Snapshot of the Complex Microbial Communities in the Sargasso Sea

Environmental investigations in the nutrient-poor waters near Bermuda in the Sargasso Sea led to the discovery of 1800 new species of bacteria and more than 1.2 million new genes. Scientists used a whole-genome shotgun sequencing technique to clone random DNA fragments from the many microbes present in the sample. The resulting data represent the largest genomic data set for any community on earth and offer a first glimpse into the broad ensemble of adaptations underlying diversity in the oceans. Because microbes generally are not preserved in the fossil record, genomic studies provide the key to understanding how their biochemical pathways evolved.

Hundreds of the new genes have similarities to the known genes called rhodopsins that capture light energy from the sun. Bacterial rhodopsins couple light-energy harvesting with carbon cycling in the ocean through nonchlorophyll-based pathways.7 Future studies will allow more insights into how these molecules function as well as opportunities for mining and screening the data for specific applications. The vast data set provides a foundation for many new studies by other researchers. Analyses using iron-sulfur proteins as benchmarks led one researcher, for example, to conclude that these data reflect diversity equal to that in all the currently available databases, suggesting that microbial diversity thus far has been vastly underestimated.8 [J. Craig Venter Institute]

References

1. C. S. Riesenfeld, P. D. Schloss, and J. Handelsman, “Metagenomics: Genomic Analysis of Microbial Communities,”Annu. Rev.
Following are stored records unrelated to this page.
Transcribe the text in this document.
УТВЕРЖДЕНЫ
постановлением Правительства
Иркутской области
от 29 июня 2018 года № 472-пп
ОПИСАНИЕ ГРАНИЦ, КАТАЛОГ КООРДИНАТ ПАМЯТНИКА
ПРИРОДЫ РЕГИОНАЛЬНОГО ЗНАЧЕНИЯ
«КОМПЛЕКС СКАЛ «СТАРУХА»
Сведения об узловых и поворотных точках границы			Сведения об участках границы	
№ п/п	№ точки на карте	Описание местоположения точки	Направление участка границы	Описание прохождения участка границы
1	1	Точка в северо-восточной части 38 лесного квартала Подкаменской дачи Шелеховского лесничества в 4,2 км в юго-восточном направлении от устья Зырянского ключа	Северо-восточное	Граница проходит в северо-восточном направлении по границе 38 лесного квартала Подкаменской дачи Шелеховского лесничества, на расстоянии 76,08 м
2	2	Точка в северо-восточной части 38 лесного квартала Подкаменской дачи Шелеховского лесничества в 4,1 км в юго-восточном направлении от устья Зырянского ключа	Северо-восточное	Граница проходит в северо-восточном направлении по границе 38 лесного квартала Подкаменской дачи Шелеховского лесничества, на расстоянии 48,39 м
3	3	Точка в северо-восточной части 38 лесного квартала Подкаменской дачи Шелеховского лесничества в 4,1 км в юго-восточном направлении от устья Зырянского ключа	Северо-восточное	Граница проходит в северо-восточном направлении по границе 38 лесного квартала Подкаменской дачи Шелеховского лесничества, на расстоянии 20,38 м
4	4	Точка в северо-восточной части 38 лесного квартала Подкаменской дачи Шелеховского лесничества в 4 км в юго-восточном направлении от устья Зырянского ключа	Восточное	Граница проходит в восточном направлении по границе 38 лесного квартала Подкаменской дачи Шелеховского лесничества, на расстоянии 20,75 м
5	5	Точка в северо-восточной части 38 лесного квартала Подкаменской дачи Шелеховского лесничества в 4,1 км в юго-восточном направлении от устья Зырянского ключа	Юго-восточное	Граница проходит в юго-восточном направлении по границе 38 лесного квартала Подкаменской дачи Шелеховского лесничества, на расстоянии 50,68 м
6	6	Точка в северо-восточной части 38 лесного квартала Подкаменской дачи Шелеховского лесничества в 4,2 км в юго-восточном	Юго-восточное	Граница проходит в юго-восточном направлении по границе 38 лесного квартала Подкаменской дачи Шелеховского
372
Genet. 38, 525–52 (2004).

2. P. G. Falkowski and C. deVargas, “Shotgun Sequencing in the Sea: A Blast from the Past?”Science 304, 58–60 (2004).

3. G. W. Tyson et al., “Community Structure and Metabolism Through Reconstruction of Microbial Genomes from the Environment,”Nature 428, 37–43 (2004).
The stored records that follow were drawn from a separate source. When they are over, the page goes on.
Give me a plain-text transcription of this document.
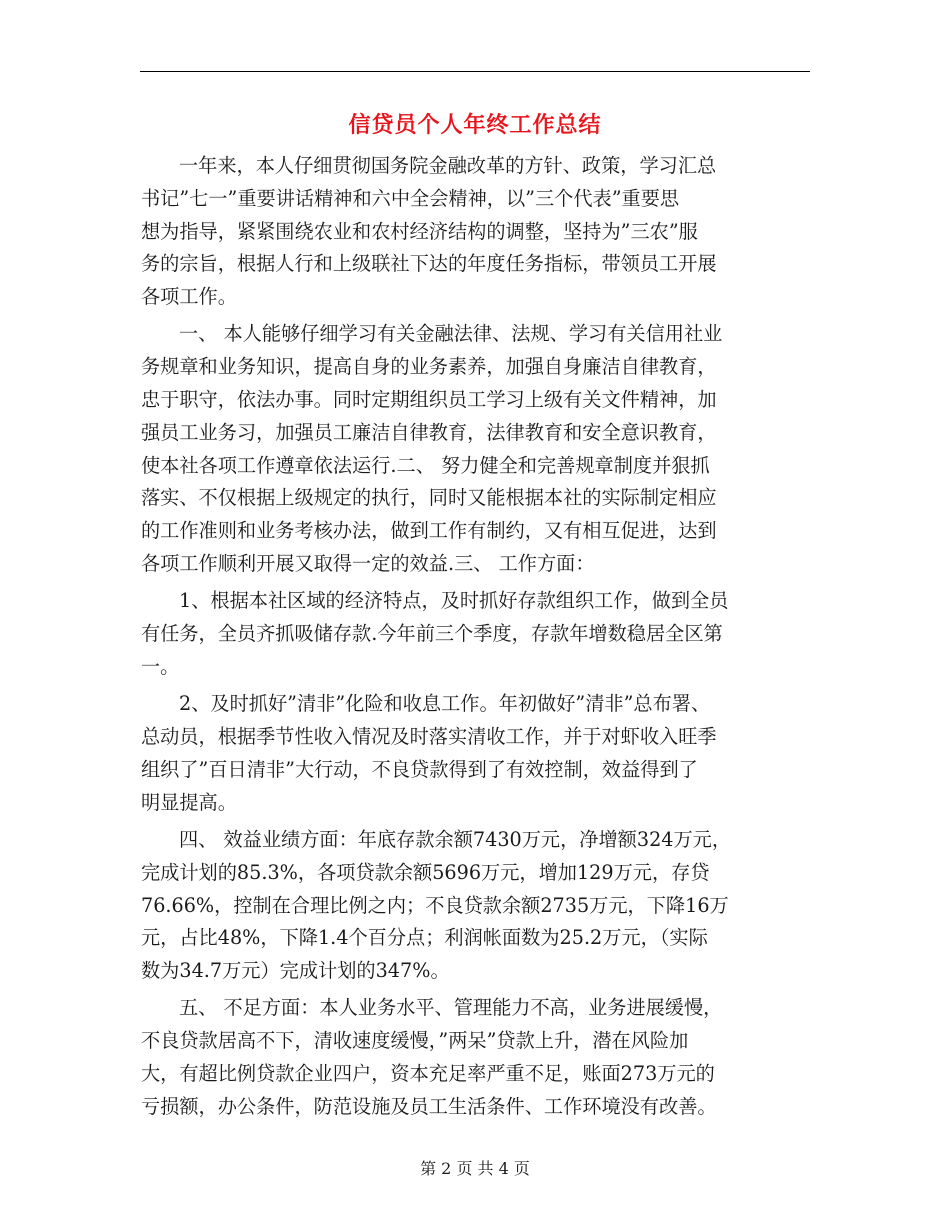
信贷员个人年终工作总结

一年来，本人仔细贯彻国务院金融改革的方针、政策，学习汇总
书记”七一”重要讲话精神和六中全会精神，以”三个代表”重要思
想为指导，紧紧围绕农业和农村经济结构的调整，坚持为”三农”服
务的宗旨，根据人行和上级联社下达的年度任务指标，带领员工开展
各项工作。

一、 本人能够仔细学习有关金融法律、法规、学习有关信用社业
务规章和业务知识，提高自身的业务素养，加强自身廉洁自律教育，
忠于职守，依法办事。同时定期组织员工学习上级有关文件精神，加
强员工业务习，加强员工廉洁自律教育，法律教育和安全意识教育，
使本社各项工作遵章依法运行.二、 努力健全和完善规章制度并狠抓
落实、不仅根据上级规定的执行，同时又能根据本社的实际制定相应
的工作准则和业务考核办法，做到工作有制约，又有相互促进，达到
各项工作顺利开展又取得一定的效益.三、 工作方面：

1、根据本社区域的经济特点，及时抓好存款组织工作，做到全员
有任务，全员齐抓吸储存款.今年前三个季度，存款年增数稳居全区第
一。

2、及时抓好”清非”化险和收息工作。年初做好”清非”总布署、
总动员，根据季节性收入情况及时落实清收工作，并于对虾收入旺季
组织了”百日清非”大行动，不良贷款得到了有效控制，效益得到了
明显提高。

四、 效益业绩方面：年底存款余额7430万元，净增额324万元，
完成计划的85.3%，各项贷款余额5696万元，增加129万元，存贷
76.66%，控制在合理比例之内；不良贷款余额2735万元，下降16万
元，占比48%，下降1.4个百分点；利润帐面数为25.2万元，（实际
数为34.7万元）完成计划的347%。

五、 不足方面：本人业务水平、管理能力不高，业务进展缓慢，
不良贷款居高不下，清收速度缓慢，”两呆”贷款上升，潜在风险加
大，有超比例贷款企业四户，资本充足率严重不足，账面273万元的
亏损额，办公条件，防范设施及员工生活条件、工作环境没有改善。

第 2 页 共 4 页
4. R. J. Ram et al., “Community Proteomics of a Natural Microbial Biofilm,”Science 308, 1915–20 (2005).

5. J. C. Venter et al., “Environmental Genome Shotgun Sequencing of the Sargasso Sea,”Science 304, 58–60 (2004).

6. Whole-genome shotgun sequencing project data from Iron Mountain and the Sargasso Sea available on the web (www.ncbi.nlm.nih.gov/Web/Newsltr/Spring04/sargasso.html).

7. J. Meyer, “Miraculous Catch of Iron-Sulfur Protein Sequences in the Sargasso Sea,”FEBS Lett. 570, 1–6 (2004).

8. O. Beja et al., “Bacterial Rhodopsin: Evidence for a New Type of Phototrophy in the Sea,”Science 289, 1902–6 (2000).